Will someone organize a Candidate Forum that is specifically devoted to the issue of poverty?
posted by: urban ed on February 5, 2013 1:37pm
A++ on the vo-tech idea, but…..
One has to hold a special certification to be a public schools superintendent. Doesn’t sound like Jorge wishes to go back to school anytime soon.
And…
Residency rules are unconstitutional. The city got egg on its face over this already once. But lack of knowledge, or selective amnesia seems to rule many folks, and many commenters to the NHI in particular. Energy is better spent trying to make New Haven a place where people WANT to live. (For the record and before someone calls me out as a greedy suburbanite unionist public employee butinski, I DO want to live in New Haven. Which is why I have for 25 years. But different people require different motivators.)
posted by: Yaakov on February 5, 2013 1:42pm
Plenty of good ideas… but why replace Dean Esserman? We’re actually having good results for the first time in a very long time. Crime is down. The streets are safer. Is this just over a grudge? (I’m not alleging that it is. I’m sincerely asking.)
posted by: HhE on February 5, 2013 3:29pm
“You don’t have to have an educational background” to be a successful superintendent, Keitazulu said.—actually, one does. Not only is there the certification issue that urban ed so wisely pointed out, there is a need to really understand education. (This is one of the real problems with Teach For America, the idea that anyone can be a teacher.)
A lot of these ideas would be great, if we were not already swimming in debt.
“Energy is better spent trying to make New Haven a place where people WANT to live. ” well said.
posted by: cedarhillresident! on February 5, 2013 4:25pm
I to agree with the vo-tech and medical school (city ones) to Jeffery when he ran and I have also brought it up to Justin as well. And both see a need for them.
And the real issue of poverty is totally a must. It is not addressed as it should be. Yes we have shelters, and random programs. But I truly feel a disconnect that many have with the real issues of it. But poverty to some is making 45,000 and getting the low income housing in 350 state street…to others it is no food or heat.

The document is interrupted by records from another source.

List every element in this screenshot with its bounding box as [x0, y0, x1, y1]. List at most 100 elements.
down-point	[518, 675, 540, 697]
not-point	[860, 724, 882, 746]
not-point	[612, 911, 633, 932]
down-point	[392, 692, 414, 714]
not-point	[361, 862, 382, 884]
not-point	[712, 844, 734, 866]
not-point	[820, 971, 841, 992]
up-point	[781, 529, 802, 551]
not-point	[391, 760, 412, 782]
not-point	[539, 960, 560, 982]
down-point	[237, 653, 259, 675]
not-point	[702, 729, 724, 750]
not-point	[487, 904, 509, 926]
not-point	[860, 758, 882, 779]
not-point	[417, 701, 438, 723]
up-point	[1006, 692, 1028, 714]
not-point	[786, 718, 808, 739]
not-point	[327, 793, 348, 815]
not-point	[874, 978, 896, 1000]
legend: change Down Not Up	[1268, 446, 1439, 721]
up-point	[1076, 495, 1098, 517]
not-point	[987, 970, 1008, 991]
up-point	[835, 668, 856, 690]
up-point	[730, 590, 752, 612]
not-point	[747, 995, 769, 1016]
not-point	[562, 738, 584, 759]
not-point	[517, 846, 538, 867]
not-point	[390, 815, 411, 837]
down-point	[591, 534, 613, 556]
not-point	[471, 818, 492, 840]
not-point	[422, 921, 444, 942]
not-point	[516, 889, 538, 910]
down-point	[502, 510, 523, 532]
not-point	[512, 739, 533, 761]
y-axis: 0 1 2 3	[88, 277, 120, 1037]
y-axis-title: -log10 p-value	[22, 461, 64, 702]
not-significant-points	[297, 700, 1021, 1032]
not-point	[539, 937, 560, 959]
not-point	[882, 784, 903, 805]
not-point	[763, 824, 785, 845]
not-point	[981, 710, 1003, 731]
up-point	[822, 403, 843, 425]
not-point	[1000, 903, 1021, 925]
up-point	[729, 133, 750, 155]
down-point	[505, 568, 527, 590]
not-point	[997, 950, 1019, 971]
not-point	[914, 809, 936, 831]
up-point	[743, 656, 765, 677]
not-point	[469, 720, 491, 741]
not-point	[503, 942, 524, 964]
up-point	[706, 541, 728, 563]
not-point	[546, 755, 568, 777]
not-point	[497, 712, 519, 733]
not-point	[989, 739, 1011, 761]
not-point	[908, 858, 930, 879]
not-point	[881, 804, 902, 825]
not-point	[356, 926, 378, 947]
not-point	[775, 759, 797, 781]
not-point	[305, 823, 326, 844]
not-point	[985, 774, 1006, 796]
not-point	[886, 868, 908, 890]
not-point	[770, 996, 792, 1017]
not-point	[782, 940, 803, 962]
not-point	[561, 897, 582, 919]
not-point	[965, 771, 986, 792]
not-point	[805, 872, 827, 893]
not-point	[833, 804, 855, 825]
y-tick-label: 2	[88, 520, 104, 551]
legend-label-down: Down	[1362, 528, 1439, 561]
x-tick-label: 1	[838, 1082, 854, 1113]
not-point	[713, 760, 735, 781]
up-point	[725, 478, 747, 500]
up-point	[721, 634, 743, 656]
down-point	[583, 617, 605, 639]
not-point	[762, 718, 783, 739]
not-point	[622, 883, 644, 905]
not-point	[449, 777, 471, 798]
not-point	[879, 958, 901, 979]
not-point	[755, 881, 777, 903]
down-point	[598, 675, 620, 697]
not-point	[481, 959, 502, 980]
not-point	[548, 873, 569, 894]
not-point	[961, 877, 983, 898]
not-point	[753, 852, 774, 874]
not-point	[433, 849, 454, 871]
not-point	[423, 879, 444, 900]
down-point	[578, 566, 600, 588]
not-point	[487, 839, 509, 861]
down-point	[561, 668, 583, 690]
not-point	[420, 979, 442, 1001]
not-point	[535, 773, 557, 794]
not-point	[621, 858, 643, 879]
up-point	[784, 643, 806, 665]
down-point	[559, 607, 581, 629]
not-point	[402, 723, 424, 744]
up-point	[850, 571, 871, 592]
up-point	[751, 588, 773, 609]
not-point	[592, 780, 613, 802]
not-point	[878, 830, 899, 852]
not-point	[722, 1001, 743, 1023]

And many claim they get it and want to help but I really do not see the real needed programs. Just saying…my 2 cents
posted by: nib1 on February 5, 2013 4:27pm
Why in the world would you bring back Petisia Adger? There are four capable Asst. Chiefs available right now. That is an insult to the current Asst. Chiefs. Do you think you will have the respect of the police department as the Mayor if you bring someone back from the past?